Even so… while it may be difficult imagining the rest of life with an ostomy bag, I will always be thankful for it and how much it has changed my life. The past 4 years have absolutely been some of the best of my life and I am so thankful that my ostomy has allowed me to live it much more fully than I had been previously. So I guess here’s to the next 4 or 40 or 400 years with an ostomy!

The Stolen Colon turns 4

It was 4 years ago today when I started The Stolen Colon. At the time, I was dealing with some really severe Crohn’s disease symptoms and I wasn’t even sure yet what I was going to do as far as surgery or treatment or anything. I say I wasn’t sure, but really, I think I knew surgery was inevitable, but I wasn’t able to fully admit that quite yet. (I mean, why else would I call my blog “The Stolen Colon” if I didn’t know what was coming??) I remember after leaving the consult with my surgeon to set up the surgery, I asked him how soon I needed to let him know if I wanted to cancel so as to not mess up his schedule too much. I knew I wasn’t going to cancel, but knowing that I wasn’t 100% committed just yet gave me a little peace of mind.

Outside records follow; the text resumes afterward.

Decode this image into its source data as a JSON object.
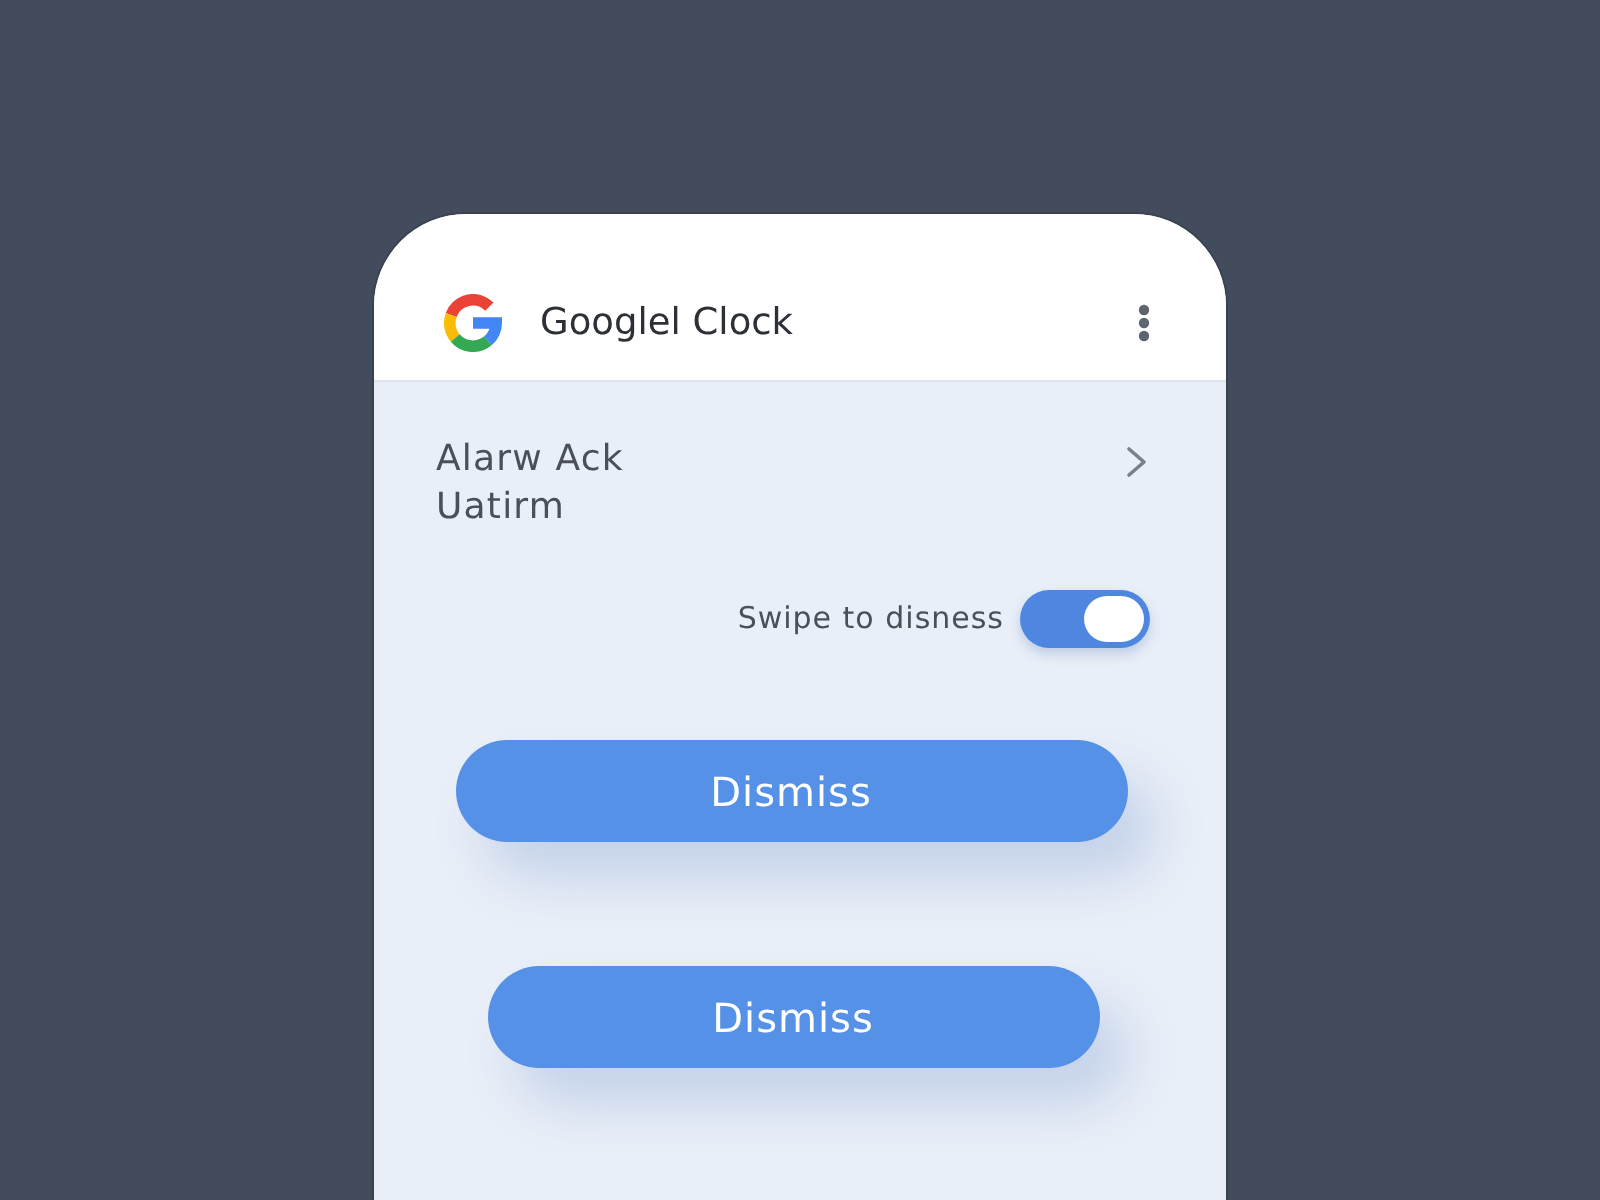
{
  "app_bar": {
    "title": "Googlel Clock"
  },
  "alarm": {
    "title": "Alarw Ack",
    "subtitle": "Uatirm"
  },
  "swipe_to_dismiss": {
    "label": "Swipe to disness",
    "on": true
  },
  "buttons": [
    {
      "label": "Dismiss"
    },
    {
      "label": "Dismiss"
    }
  ]
}
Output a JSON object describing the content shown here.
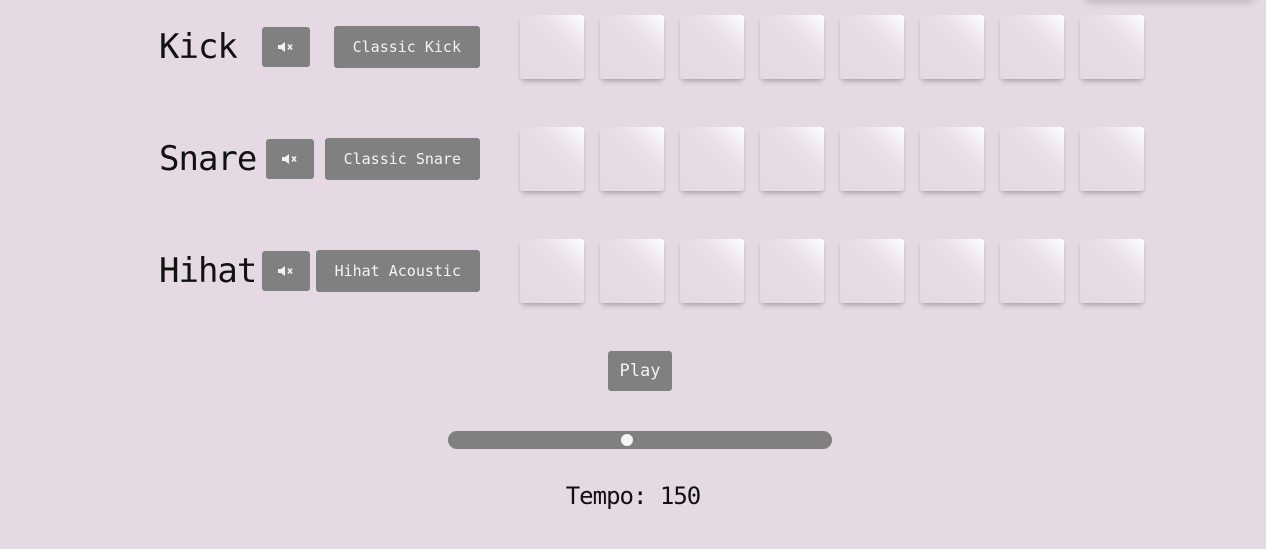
{
  "tracks": [
    {
      "name": "Kick",
      "sample_label": "Classic Kick",
      "steps": [
        false,
        false,
        false,
        false,
        false,
        false,
        false,
        false
      ]
    },
    {
      "name": "Snare",
      "sample_label": "Classic Snare",
      "steps": [
        false,
        false,
        false,
        false,
        false,
        false,
        false,
        false
      ]
    },
    {
      "name": "Hihat",
      "sample_label": "Hihat Acoustic",
      "steps": [
        false,
        false,
        false,
        false,
        false,
        false,
        false,
        false
      ]
    }
  ],
  "mute_icon": "speaker-muted-icon",
  "transport": {
    "play_label": "Play"
  },
  "tempo": {
    "label": "Tempo:",
    "value": 150,
    "slider_fraction": 0.465
  },
  "colors": {
    "background": "#e5d9e3",
    "button": "#808080",
    "button_text": "#f2f2f2"
  }
}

I started this blog because I was scared. I was scared of the surgery and what having an ostomy bag would mean for my relationship, my self-esteem, and just my life from that point on. I can’t remember the particular moment that I decided I wanted to start a blog, but I remember searching for people who had been through this surgery before me. I found a few brave individuals out there who were sharing their stories and I will always be grateful for them. But even then, I didn’t find enough. I remember thinking, “If I have to go through all of this, I at least want it to be helpful to someone else.”

the stolen colon blog post ileostomy crohn's disease inflammatory bowel ulcerative colitis stephanie hughes

I felt very alone during this time. I felt like no one could understand what I was going through and the decision I was having to make. So I started writing about it. It was partly to help myself process everything, and partly because I didn’t want other people to feel as alone as I did. I had no idea at the time the world it would open up to me.

My first post was titled: The blog I didn’t want to write. And that still rings true. I never wanted any of this. I never wanted to be “that girl who blogs about her ostomy.” But in doing so, I realized how many other people could understand what I was going through and had dealt with the same uncertainties I had.

You may also notice that I focused on Crohn’s disease in that first post, because that’s what I knew and what I was already comfortable with. I don’t know that I had much to say about ostomies at the time other than I didn’t want one! It’s amazing to think about how much has changed in just 4 years.

By starting The Stolen Colon, I have been given an opportunity to use what I have learned and experienced and help others not feel the same way I did when I was going through with my surgery. I am so happy that there are many more advocates writing and talking today, and there is a much bigger support network for those living with an ostomy. And while I may not have wanted this, I am glad for where starting this blog has led me to today. And I look forward to where it will go from here.